Now that is what I call a scientific study : administering alcohol to low companions, measuring their heads, then measuring that of a quarrelsome young lady for confirmation.
"(6) Destructiveness (Instinct carnassier), above the ear meatus. This is the widest part of the skulls of carnivorous animals, and was found large in the head of a student so fond of torturing animals that he became a surgeon, also large in the head of an apothecary who became an executioner.
[...](8) Acquisitiveness (Sentiment de la propriete), on the upper edge of the front half of the squamous suture. This part of the head Gall noticed to be prominent in the pickpockets of his acquaintance.
(9) Constructiveness (Sens de mechanique), on the stephanion ; detected by its prominence on the heads of persons of mechanical genius. It was found large on the head of a milliner of uncommon taste and on a skull reputed to be that of Raphael. [...]
(10) Self-esteem (Orgueil, Fierte), at and immediately over the obelion ; found by Gall in a beggar who excused his poverty on account of his pride. This was confirmed by the observation that proud persons held their heads backwards in the line of the organ. [...]
[...](14) Veneration (Sentiment religieux), median at the bregma. Gall noted when visiting churches that those who prayed with the greatest fervour were prominent in this region, and it was also prominent in a pious brother."
I wonder if there's any possibility that Gall made up these observations, off the top of his head, as it were.
"(15) Conscientiousness, unknown to Gall ; recognized by Spurzheim usually from its deficiency, and placed between the last and the parietal eminence.
[...](18) Wonder, said to be large in vision-seers and many psychic researchers. A second similar organ, placed between this and the next is called Mysterizingness by Forster, and is said to preside over belief in ghosts and the supernatural.
(19) Ideality (Poesie), noted by Gallfrom its prominence in the busts of poets ; said to be the part touched by the hand when composing poetry.
(20) Wit (Esprit caustique), the frontal eminence, the organ of the sense of the ludicrous, prominent in Rabelais and Swift. [...]
(22) Individuality, over the frontal sinus in the middle line ; the capacity of recognizing external objects and forming ideas therefrom ; said to have been large in Michelangelo, and small in the Scots.
(23) Form (Memoire des personnes), capacity for recognizing faces ; gives a wide interval between the eyes ; found by Gall in a squinting girl with a good memory for faces. [...]
(28) Number, on the external angular process of the frontal bone, large in a calculating boy in Vienna.
(29) Order, internal to the last, first noted by Spurzheim in an orderly idiot. [...]
(34) Comparison (Sagacite comparative), median, at the top of the bare region of the forehead, where a savant friend of Gall's, fond of analogies, had a promonent boss."
"(35) Causality (Esprit metaphysique), the eminence on each side of Comparison, noticed on the head of Fichte and on a bust of Kant ; the seat of the faculty of correlating causes and effects."
Which one cannot help but imagine to have been somewhat lacking on the bonces of Messrs Gall, Spurzheim, and company.
You can enjoy the rest of Doctor Macalisters slightly sarcastic presentation of this entertaining pseudo-science in the full PHRENOLOGY posting at the 1902 Encyclopedia website.
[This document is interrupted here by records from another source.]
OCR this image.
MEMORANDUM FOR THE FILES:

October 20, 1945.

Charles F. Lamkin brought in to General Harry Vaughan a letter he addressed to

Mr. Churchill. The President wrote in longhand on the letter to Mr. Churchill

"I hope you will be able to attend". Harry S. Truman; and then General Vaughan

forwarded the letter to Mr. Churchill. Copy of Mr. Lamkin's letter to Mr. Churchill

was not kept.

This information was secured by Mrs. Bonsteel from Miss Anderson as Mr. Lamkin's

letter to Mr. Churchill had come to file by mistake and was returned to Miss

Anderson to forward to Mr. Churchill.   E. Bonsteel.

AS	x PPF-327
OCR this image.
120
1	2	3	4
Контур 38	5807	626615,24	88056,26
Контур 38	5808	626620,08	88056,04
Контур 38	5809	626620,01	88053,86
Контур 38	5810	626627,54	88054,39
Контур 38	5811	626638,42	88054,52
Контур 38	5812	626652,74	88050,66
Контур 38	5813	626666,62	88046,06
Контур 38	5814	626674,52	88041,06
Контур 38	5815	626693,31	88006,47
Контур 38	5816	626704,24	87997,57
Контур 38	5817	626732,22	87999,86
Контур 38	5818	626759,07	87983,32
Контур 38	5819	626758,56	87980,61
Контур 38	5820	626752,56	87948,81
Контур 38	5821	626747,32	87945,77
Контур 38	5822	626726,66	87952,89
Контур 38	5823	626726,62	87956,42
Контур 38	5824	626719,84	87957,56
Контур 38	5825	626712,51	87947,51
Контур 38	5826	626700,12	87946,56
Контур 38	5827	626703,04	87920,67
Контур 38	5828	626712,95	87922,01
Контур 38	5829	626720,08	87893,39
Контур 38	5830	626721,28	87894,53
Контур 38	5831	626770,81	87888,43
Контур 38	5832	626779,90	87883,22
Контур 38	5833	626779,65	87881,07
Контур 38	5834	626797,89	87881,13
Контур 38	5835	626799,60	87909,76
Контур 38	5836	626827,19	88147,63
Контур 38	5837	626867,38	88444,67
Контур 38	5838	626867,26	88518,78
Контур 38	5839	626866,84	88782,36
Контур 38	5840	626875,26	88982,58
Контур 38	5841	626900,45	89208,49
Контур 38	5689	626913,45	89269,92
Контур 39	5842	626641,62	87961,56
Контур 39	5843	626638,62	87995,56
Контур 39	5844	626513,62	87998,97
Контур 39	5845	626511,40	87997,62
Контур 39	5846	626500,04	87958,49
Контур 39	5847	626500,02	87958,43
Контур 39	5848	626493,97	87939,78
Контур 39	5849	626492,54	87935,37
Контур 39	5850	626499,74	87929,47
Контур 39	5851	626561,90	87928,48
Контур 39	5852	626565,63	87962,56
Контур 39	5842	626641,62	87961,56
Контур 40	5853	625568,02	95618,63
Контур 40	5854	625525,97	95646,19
The term 'mysterizingness' seems not to have achieved wider currency in the last few hundred years, returning only 22 hits at present from the Google. Accordingianists might see it as their duty to remedy this situation, perhaps by leaving snide comments on the web forums of modern-day phrenology enthusiasts. Eg : "Your propensity to mysterizingness will leave you stranded in the limbo of effete heresies."
The Phrenology article in the current edition of Britannica is clearly a summary based on Doctor Macalister's 9th Edition article, which strikes a pleasing note of continuity across 130 years.